Use FlexibleInstances if you want to disable this.)
In the instance declaration for ‘Monad (Writer String)’
This is my code:
newtype Writer log a = Writer {runWriter :: (a,log)}
instance Monad (Writer String) where
return a = Writer (a, "")
ma >>= k = let (a, log1) = runWriter ma
(b, log2) = runWriter (k a)
in Writer (b, log1 ++ log2)
All instance types must be of the form (T a1 ... an)

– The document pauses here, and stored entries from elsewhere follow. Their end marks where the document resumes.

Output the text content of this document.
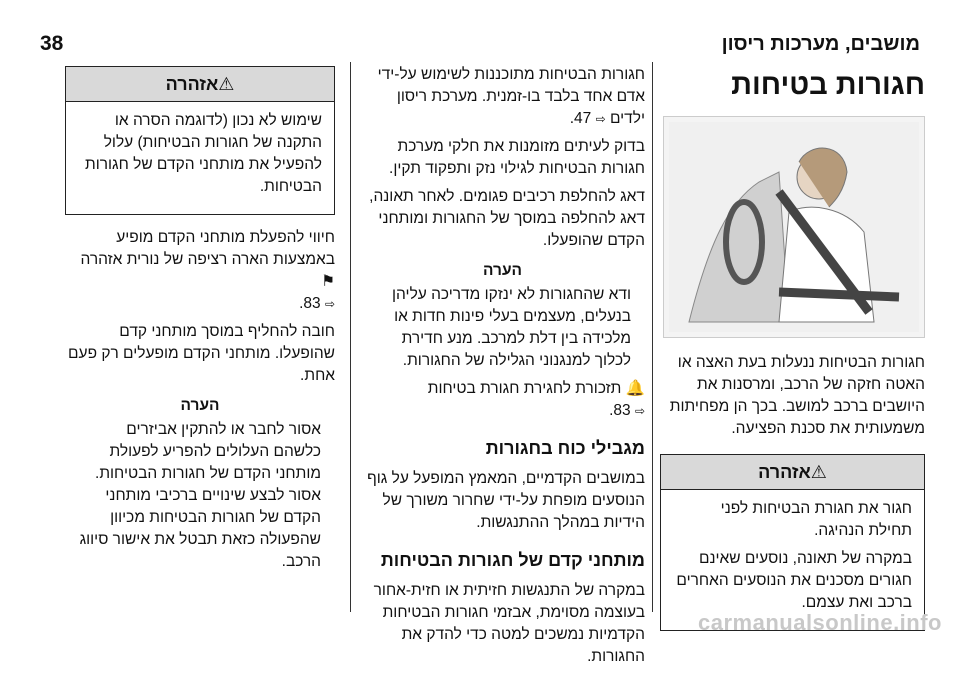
38	מושבים, מערכות ריסון
חגורות בטיחות

חגורות הבטיחות ננעלות בעת האצה או האטה חזקה של הרכב, ומרסנות את היושבים ברכב למושב. בכך הן מפחיתות משמעותית את סכנת הפציעה.

⚠אזהרה

חגור את חגורת הבטיחות לפני תחילת הנהיגה.

במקרה של תאונה, נוסעים שאינם חגורים מסכנים את הנוסעים האחרים ברכב ואת עצמם.

חגורות הבטיחות מתוכננות לשימוש על-ידי אדם אחד בלבד בו-זמנית. מערכת ריסון ילדים ⇨ 47.

בדוק לעיתים מזומנות את חלקי מערכת חגורות הבטיחות לגילוי נזק ותפקוד תקין.

דאג להחלפת רכיבים פגומים. לאחר תאונה, דאג להחלפה במוסך של החגורות ומותחני הקדם שהופעלו.

הערה

ודא שהחגורות לא ינזקו מדריכה עליהן בנעלים, מעצמים בעלי פינות חדות או מלכידה בין דלת למרכב. מנע חדירת לכלוך למנגנוני הגלילה של החגורות.

🔔 תזכורת לחגירת חגורת בטיחות
⇨ 83.

מגבילי כוח בחגורות

במושבים הקדמיים, המאמץ המופעל על גוף הנוסעים מופחת על-ידי שחרור משורך של הידיות במהלך ההתנגשות.

מותחני קדם של חגורות הבטיחות

במקרה של התנגשות חזיתית או חזית-אחור בעוצמה מסוימת, אבזמי חגורות הבטיחות הקדמיות נמשכים למטה כדי להדק את החגורות.

⚠אזהרה

שימוש לא נכון (לדוגמה הסרה או התקנה של חגורות הבטיחות) עלול להפעיל את מותחני הקדם של חגורות הבטיחות.

חיווי להפעלת מותחני הקדם מופיע באמצעות הארה רציפה של נורית אזהרה ⚑
⇨ 83.

חובה להחליף במוסך מותחני קדם שהופעלו. מותחני הקדם מופעלים רק פעם אחת.

הערה

אסור לחבר או להתקין אביזרים כלשהם העלולים להפריע לפעולת מותחני הקדם של חגורות הבטיחות. אסור לבצע שינויים ברכיבי מותחני הקדם של חגורות הבטיחות מכיוון שהפעולה כזאת תבטל את אישור סיווג הרכב.

carmanualsonline.info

...meaning, you could write
instance Monad (Writer a) where ...
but not
instance Monad (Writer String) where ...
because String is not a type variable.
This is just a silly restriction standard Haskell has had since Haskell98. Apparently, the restriction makes it easier to write a compiler, I don't know. Everybody uses the FlexibleInstances extension, which has been in GHC for ages and disables the restriction.
{-# LANGUAGE FlexibleInstances #-}
newtype Writer log a = Writer {runWriter :: (a,log)}
instance Monad (Writer String) where
...
Alternatively, you could use the more polymorphic instance, but Monad (Writer a) doesn't quite work because you need to be able to have empty logs and concatenate logs. The standard solution is to invoke the generic class for concatenable types:
import Data.Monoid
instance Monoid a => Monad (Writer a) where
return a = Writer (a, mempty)
ma >>= k = let (a, log1) = runWriter ma
(b, log2) = runWriter (k a)
in Writer (b, log1 <> log2)
On another note, to have a Monad instance you must first also instantiate Applicative.